The 112 majority far exceeded most predictions. Although 39 Conservative MPs voted against the Government, 69 Labour MPs voted with it. The New York Times described it as a “tremendous victory” for the then prime minister Edward Heath and “the fulfilment of a long-standing vision of Britain in Europe”.
Between the parliamentary decision to join the EU and formal accession in January 1973, the average price of the UK house rose by 50% in nominal terms (37% even after accounting for inflation), as ‘The Barber Boom’ took hold.
Fast forward more than 46 years and, as the UK seeks to disconnect itself from the EU, things could not be more different. The result of the political turmoil has been uncertainty. It’s not something the UK housing market – prime or mainstream – much cares for.
Despite high employment and robust wage growth, UK house price indices are flat, with prices falling slightly in real terms.
Across the capital and its commuter zone, values in the prime housing markets are, to a greater or lesser degree, lower than at the time of the referendum. Even in the strongest part of the prime housing market, annual price growth is in low single digits.
High quality, appropriately priced properties continue to trade. But that has required buyers and sellers to be on the same page. It has called for a realignment of expectations and a level of pragmatism that is both unique to trading in a slow housing market and seemingly beyond the grasp of our politicians.
After the EU voted to extend Article 50, Morgan Stanley put the risk of a no-deal Brexit at 5%Savills Research
In the early to mid-1970s things changed quickly. The oil crisis of 1973 sparked uncertainty and, by June 1975, high inflation meant that house prices were falling at 14% per year in real terms. The Government had changed and membership of the European Community was being put to the public vote.

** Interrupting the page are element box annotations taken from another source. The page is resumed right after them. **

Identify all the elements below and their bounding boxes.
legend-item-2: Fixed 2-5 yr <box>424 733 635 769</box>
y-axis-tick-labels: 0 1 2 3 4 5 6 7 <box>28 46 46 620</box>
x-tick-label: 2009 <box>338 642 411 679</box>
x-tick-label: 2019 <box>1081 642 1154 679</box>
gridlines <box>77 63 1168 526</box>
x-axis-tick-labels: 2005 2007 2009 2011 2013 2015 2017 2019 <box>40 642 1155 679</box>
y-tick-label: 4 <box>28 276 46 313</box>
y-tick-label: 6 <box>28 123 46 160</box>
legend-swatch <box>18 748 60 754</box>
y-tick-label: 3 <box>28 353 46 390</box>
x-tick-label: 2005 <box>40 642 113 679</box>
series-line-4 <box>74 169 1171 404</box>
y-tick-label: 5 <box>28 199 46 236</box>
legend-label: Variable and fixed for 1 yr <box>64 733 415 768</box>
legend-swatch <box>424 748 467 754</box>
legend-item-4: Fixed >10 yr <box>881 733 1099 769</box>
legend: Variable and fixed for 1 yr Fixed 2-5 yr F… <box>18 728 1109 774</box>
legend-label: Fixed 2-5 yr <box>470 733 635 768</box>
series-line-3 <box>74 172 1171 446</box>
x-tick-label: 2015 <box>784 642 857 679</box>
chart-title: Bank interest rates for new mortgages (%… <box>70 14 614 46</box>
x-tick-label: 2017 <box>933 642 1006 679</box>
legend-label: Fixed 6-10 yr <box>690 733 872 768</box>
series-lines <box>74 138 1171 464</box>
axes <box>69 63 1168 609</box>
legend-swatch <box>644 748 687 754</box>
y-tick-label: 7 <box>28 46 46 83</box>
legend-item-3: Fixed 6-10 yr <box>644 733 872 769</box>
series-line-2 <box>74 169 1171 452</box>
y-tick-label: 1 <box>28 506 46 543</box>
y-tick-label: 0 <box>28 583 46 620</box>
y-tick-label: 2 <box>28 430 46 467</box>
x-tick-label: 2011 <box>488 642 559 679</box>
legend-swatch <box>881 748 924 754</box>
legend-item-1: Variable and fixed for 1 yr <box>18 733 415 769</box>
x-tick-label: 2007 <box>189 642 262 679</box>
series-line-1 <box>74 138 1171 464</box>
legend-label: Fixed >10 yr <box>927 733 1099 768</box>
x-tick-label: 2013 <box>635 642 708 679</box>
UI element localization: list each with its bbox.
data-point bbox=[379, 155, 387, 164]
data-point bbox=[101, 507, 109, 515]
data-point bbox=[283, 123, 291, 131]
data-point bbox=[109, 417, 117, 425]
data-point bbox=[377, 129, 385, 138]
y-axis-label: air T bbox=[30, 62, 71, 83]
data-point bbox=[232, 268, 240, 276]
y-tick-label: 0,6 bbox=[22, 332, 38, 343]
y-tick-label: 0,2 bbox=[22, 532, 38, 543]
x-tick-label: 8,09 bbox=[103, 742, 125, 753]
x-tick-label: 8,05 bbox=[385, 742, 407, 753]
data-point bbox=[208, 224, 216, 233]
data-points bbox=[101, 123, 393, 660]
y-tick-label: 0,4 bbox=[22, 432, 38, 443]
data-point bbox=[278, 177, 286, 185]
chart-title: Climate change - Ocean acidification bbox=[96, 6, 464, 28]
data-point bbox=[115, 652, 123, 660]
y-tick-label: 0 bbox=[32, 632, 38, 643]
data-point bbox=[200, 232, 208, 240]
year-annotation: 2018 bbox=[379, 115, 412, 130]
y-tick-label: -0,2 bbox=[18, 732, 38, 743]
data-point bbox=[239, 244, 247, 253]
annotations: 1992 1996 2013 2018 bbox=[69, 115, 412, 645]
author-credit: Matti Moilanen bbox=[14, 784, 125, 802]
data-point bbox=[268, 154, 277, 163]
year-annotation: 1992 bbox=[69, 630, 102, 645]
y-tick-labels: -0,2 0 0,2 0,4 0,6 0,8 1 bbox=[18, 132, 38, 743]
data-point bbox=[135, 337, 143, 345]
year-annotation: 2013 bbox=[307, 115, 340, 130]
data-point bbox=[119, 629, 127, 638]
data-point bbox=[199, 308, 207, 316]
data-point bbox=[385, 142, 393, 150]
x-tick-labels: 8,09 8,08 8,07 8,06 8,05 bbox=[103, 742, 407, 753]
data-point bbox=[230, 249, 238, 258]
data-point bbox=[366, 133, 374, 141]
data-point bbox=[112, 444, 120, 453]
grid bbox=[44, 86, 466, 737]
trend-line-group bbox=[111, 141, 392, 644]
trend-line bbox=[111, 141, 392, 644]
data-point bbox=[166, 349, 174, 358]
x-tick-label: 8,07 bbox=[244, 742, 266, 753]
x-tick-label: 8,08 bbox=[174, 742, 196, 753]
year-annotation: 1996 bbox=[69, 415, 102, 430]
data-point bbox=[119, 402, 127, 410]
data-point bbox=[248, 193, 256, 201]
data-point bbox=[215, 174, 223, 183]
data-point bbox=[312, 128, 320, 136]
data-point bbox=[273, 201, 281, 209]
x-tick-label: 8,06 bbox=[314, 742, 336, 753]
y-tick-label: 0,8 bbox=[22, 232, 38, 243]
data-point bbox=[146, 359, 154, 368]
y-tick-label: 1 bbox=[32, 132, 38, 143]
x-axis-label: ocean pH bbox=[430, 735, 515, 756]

If we are now in a polar opposite situation, what are the chances of the reverse occurring? Whichever way the Brexit pendulum swings, and whatever the fundamentals of demand that underpin the prime housing markets, it will be some time before we have a clear understanding of what lies ahead.
On the plus side, few on either side of the negotiating table relish the prospect of a no-deal Brexit. The combination of an extension to Article 50 to 31 October, the stated desire of a majority in parliament to avoid a no-deal Brexit, and cross-party negotiations suggest that prospect has receded. But it does not necessarily mean we should expect a sustained bounce just yet.
Immediately after the EU voted to extend Article 50, Morgan Stanley put the risk of a no-deal Brexit at just 5%. That should encourage some of those who put decisions on hold. But we expect others to continue to adopt a wait-and-see approach. Morgan Stanley also equally weighted the prospects of a cross-party deal, second referendum and early election suggesting elements of political and economic uncertainty will remain.
Even if a deal is agreed to facilitate such an orderly Brexit, any new leader of the minority government who has to work through the two-year transition period will inherit a half-finished jigsaw. That suggests the expected improvement in buyer sentiment will be limited, that the housing market will remain price sensitive, and that those in the market will need to maintain that sense of pragmatism.
At some point, that uncertainty will pass, heralding a return to more normal market conditions when the fundamentals that underpin the prime property markets will come back into play. That should give comfort to those who are prepared to take a longer-term view, who we believe are likely to remain the backbone of the market until that point.